Takeaways from "Making Drupal Admin Simple"

Apr 21 2010

While I don't think we're alone in this, Drupal developers in higher education often face a very high need to create sites that are easy for non-technical users to administer. More often than not, college and university departmental websites are maintained by employees with other responsibilities and little web experience; how do we ensure that they can use (and love using) their content management platform?

Yesterday I went to a very helpful session at DrupalCon San Francisco geared towards this question: Making Drupal Admin Simple. Since so many of us need to do just that, I thought I'd share some of the helpful pointers they provided (and recommend that, once it's online, you watch the session recording).

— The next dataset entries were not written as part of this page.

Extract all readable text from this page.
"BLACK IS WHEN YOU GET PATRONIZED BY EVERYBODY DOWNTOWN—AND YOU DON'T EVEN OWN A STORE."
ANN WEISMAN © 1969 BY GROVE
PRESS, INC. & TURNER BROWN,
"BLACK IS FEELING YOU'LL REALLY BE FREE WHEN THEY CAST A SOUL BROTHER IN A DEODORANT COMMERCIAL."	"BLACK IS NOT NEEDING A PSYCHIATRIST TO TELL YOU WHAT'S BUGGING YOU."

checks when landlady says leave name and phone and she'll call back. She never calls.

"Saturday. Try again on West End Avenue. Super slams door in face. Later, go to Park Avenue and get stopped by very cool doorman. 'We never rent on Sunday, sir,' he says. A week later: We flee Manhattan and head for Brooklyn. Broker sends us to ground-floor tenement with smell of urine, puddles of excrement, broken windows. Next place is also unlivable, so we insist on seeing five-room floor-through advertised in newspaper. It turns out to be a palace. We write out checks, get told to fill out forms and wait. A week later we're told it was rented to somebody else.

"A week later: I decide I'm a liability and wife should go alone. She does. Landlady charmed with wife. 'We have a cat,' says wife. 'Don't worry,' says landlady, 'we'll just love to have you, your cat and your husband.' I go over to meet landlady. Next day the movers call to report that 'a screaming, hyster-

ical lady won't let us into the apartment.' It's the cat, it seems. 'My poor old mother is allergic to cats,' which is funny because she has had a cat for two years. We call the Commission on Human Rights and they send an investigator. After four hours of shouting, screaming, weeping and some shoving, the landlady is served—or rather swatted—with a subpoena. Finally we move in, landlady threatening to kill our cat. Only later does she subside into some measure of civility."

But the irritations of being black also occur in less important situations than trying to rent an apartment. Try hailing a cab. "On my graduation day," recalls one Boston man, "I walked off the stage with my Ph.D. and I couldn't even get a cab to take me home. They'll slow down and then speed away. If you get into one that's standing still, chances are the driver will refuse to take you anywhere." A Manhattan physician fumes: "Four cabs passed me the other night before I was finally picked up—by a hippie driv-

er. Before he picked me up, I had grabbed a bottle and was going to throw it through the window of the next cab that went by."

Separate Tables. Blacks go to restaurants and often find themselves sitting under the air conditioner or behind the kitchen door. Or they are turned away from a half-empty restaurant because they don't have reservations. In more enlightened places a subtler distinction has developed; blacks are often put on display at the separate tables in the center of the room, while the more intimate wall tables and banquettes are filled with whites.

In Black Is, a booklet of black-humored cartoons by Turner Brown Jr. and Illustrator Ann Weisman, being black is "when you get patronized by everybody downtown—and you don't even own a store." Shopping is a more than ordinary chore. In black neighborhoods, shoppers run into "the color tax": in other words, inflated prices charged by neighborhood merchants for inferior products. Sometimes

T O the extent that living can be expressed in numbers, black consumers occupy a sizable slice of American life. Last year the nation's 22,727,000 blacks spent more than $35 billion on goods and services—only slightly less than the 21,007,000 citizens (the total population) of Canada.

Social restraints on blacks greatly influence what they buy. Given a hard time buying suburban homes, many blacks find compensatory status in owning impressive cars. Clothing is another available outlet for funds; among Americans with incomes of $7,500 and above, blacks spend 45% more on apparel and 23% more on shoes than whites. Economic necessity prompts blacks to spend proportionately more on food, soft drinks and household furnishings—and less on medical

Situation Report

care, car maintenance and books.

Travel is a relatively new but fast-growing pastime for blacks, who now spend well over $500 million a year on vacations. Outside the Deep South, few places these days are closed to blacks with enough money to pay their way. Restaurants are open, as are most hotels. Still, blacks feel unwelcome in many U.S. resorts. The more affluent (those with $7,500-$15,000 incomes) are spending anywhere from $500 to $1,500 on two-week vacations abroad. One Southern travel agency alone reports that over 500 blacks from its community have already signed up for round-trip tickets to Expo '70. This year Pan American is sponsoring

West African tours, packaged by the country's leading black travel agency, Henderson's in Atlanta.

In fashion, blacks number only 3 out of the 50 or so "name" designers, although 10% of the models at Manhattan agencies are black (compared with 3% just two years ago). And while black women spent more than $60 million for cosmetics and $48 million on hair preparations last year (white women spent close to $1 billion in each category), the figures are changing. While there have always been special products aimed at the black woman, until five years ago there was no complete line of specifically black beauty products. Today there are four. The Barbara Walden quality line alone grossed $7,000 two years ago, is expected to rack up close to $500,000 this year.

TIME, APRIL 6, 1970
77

  1. Use an administration menu. It doesn't really matter what you use, so long as your users have an easy, persistent, well-organized list of administrative tasks they can perform. Currently at UNT we use the admin_menu module for this (as does Acquia Drupal); however, after seeing it demoed in the presentation, I'm very, very tempted to switch our distribution to use Admin 2.
  2. Use an administration theme. Again, after seeing it demoed in the presentation, I'd highly recommend Rubik for this purpose. Not everybody likes using separate administration themes, but they provide a couple of important benefits you may not have considered:
    1. A good admin theme drastically simplifies the site layout so the user only has to see what he/she is editing at the time; no header, no irrelevant sidebar blocks, etc.
    2. Admin themes also help the user know they're about to do something; they're a subtle visual cue saying, "careful, what you do here affects the site."
  3. Allow the user to edit in context. While it's tempting to tell your administrative users to find their content through Drupal's backend content list, it's not very user-friendly. Plus, if they have to find the content on the site to edit it, they'll know whether or not that content is located somewhere where visitors can find it too.

    Also worth noting: if you use a lot of nodereference fields, you should really consider installing noderelationships; among other things, it allows the user to create and edit related nodes while editing their parent, a big improvement over having to find those related nodes manually.

  4. Provide help in context. At UNT we tend to rely on our centralized documentation site to show users how to work with Drupal; however, there are some modules out there that allow you to inject full-blown documentation into the Drupal administrative interface itself. Check out helpinject to learn more.

They discussed quite a few additional concepts, but those were the ones that really got me thinking. How about you? Have you made any particular improvements on your sites so that inexperienced site admins can do their job more easily? Please feel free to describe in the comments!